Year 6 pupils were eager to share their thoughts on a variety of topics including online safety. “We have so many sessions on it,” said one girl.
Ms Phillipson described Akiva as “a fantastic school” before going into a closed discussion with representatives from a number of Jewish educational and communal bodies including the Board of Deputies, CST, Antisemitism Policy Trust, Holocaust Educational Trust, UJS and University Jewish Chaplaincy, along with Hasmonean High School for Boys head Debbie Lebrett.
Topics covered included antisemitism in schools and on campus, Holocaust education and funding of school security.
According to one source, Ms Phillipson said it was “sobering” to see security at a Jewish schools.
“Faith schools can play an important part in our school system,” she told the JC. “I want every child to be able to achieve and to thrive and to receive a first-class education.”
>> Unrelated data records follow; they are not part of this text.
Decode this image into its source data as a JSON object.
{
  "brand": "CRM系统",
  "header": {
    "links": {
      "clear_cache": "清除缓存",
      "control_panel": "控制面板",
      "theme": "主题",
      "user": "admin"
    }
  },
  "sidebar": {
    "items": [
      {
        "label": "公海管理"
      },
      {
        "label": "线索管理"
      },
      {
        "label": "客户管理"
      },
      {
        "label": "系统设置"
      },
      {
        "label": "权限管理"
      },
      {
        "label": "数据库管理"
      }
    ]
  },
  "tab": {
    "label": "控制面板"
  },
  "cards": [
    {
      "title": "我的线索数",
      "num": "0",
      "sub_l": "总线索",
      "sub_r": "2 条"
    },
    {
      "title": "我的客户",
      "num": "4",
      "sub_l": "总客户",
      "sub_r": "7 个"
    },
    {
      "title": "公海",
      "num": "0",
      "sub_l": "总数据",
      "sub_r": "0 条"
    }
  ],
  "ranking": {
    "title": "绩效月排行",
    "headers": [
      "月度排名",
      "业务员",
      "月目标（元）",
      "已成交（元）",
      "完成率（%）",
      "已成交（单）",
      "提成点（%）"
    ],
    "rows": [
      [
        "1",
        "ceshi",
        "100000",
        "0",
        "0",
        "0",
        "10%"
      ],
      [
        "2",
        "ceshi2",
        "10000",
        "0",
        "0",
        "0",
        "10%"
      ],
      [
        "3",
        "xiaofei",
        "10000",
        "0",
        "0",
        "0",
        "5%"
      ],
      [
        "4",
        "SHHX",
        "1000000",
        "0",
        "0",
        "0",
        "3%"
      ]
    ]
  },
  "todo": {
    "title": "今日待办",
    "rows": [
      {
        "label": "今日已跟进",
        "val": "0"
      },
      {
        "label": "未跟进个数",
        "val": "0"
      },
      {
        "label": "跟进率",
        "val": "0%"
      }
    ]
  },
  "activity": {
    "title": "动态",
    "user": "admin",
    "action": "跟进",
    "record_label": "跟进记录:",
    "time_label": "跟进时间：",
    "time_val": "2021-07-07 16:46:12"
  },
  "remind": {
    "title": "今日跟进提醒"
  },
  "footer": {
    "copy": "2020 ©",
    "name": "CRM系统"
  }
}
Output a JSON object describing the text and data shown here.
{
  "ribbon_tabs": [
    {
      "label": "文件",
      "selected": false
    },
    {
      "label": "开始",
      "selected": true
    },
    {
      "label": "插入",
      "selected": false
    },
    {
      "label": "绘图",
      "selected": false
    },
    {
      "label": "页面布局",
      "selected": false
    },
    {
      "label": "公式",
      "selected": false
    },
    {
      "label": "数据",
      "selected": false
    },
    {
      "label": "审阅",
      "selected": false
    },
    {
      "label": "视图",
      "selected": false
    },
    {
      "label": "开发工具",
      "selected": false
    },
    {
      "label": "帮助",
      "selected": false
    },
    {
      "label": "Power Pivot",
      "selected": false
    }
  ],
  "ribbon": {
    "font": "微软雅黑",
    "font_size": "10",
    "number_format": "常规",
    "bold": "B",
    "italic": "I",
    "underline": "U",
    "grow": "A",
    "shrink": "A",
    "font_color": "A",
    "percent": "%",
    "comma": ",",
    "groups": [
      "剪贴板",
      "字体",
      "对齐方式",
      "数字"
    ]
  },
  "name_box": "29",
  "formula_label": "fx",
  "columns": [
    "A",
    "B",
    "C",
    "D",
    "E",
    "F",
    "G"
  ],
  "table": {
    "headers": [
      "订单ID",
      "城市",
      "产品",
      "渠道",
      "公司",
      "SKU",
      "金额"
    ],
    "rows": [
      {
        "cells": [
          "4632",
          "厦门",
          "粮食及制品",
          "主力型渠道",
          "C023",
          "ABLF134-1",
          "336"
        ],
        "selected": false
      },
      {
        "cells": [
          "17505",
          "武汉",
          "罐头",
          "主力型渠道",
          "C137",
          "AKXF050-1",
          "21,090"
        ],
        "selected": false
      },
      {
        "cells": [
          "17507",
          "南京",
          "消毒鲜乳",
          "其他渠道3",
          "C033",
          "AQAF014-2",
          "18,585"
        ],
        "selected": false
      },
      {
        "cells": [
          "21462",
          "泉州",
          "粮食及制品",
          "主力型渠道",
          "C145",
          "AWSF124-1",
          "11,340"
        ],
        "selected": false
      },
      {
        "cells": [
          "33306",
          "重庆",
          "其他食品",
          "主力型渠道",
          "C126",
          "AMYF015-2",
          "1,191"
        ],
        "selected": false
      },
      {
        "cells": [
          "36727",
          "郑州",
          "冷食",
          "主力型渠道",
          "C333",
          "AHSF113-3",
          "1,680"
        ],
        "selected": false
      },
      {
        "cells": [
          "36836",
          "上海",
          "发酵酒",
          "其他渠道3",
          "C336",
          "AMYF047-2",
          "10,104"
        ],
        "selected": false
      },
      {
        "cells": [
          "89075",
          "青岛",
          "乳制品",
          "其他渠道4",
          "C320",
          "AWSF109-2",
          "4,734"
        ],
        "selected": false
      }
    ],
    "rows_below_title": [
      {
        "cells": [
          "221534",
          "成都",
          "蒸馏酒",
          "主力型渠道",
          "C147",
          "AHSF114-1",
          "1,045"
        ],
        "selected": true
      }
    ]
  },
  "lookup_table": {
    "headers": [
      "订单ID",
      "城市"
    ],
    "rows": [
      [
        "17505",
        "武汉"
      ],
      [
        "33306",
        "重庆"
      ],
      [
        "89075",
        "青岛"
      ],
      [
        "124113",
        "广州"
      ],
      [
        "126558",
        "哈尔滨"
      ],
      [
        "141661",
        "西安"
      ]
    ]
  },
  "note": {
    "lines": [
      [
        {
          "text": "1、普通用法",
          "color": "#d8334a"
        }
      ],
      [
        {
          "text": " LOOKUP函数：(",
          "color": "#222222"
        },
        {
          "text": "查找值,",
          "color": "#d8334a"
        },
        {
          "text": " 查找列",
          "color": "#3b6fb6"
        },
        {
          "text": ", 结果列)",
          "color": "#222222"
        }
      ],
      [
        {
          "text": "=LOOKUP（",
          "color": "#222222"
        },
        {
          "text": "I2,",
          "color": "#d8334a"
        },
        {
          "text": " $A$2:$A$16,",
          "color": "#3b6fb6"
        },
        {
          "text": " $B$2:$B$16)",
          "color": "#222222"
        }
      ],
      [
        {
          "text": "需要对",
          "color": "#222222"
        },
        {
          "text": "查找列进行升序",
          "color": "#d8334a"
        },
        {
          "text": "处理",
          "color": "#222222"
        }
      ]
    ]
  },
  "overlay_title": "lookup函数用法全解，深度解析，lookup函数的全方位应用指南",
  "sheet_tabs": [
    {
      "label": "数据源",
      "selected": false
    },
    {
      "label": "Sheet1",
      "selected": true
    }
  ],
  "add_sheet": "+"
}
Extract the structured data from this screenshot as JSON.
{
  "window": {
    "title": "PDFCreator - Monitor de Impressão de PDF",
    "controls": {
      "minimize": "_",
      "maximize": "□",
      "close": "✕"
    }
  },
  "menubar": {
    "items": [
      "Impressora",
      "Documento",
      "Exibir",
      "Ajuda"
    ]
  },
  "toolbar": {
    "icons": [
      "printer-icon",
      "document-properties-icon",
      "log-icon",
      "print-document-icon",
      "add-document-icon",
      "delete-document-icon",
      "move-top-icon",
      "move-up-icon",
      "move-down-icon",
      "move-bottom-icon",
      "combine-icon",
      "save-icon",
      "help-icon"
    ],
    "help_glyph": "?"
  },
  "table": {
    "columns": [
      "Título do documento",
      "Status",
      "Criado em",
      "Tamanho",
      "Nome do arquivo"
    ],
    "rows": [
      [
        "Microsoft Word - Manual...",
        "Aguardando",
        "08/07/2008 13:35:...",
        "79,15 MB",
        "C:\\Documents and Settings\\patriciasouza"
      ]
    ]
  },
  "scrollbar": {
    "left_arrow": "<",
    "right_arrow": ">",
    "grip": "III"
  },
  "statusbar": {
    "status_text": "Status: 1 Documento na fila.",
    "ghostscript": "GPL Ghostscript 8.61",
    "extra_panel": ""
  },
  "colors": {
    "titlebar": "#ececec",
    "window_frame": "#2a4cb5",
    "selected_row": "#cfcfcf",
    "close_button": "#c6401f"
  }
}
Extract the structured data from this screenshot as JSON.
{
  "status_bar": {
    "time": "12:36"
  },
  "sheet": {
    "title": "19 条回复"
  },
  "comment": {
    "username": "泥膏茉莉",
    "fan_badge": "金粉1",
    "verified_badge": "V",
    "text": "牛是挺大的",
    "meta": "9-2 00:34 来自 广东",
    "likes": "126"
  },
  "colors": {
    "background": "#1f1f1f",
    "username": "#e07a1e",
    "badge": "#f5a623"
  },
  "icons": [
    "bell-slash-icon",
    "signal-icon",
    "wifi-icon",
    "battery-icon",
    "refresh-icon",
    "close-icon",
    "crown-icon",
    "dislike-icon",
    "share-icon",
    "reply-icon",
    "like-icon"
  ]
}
Ms Phillipson indicated that Labour
had no plans to change policy towards faith schools. The priority for education should be catching up on “lost learning” caused by the pandemic. Major structural change was “not what’s required now”.
But the party’s plan to remove charitable status from independent schools, which would deprive them of tax relief, would “apply across the board”, she said.
Asked if Labour might exempt the kind of independent community religious schools that serve the Charedi community — as opposed to elite public schools — she replied that she was “always happy to discuss the impact of the policy”.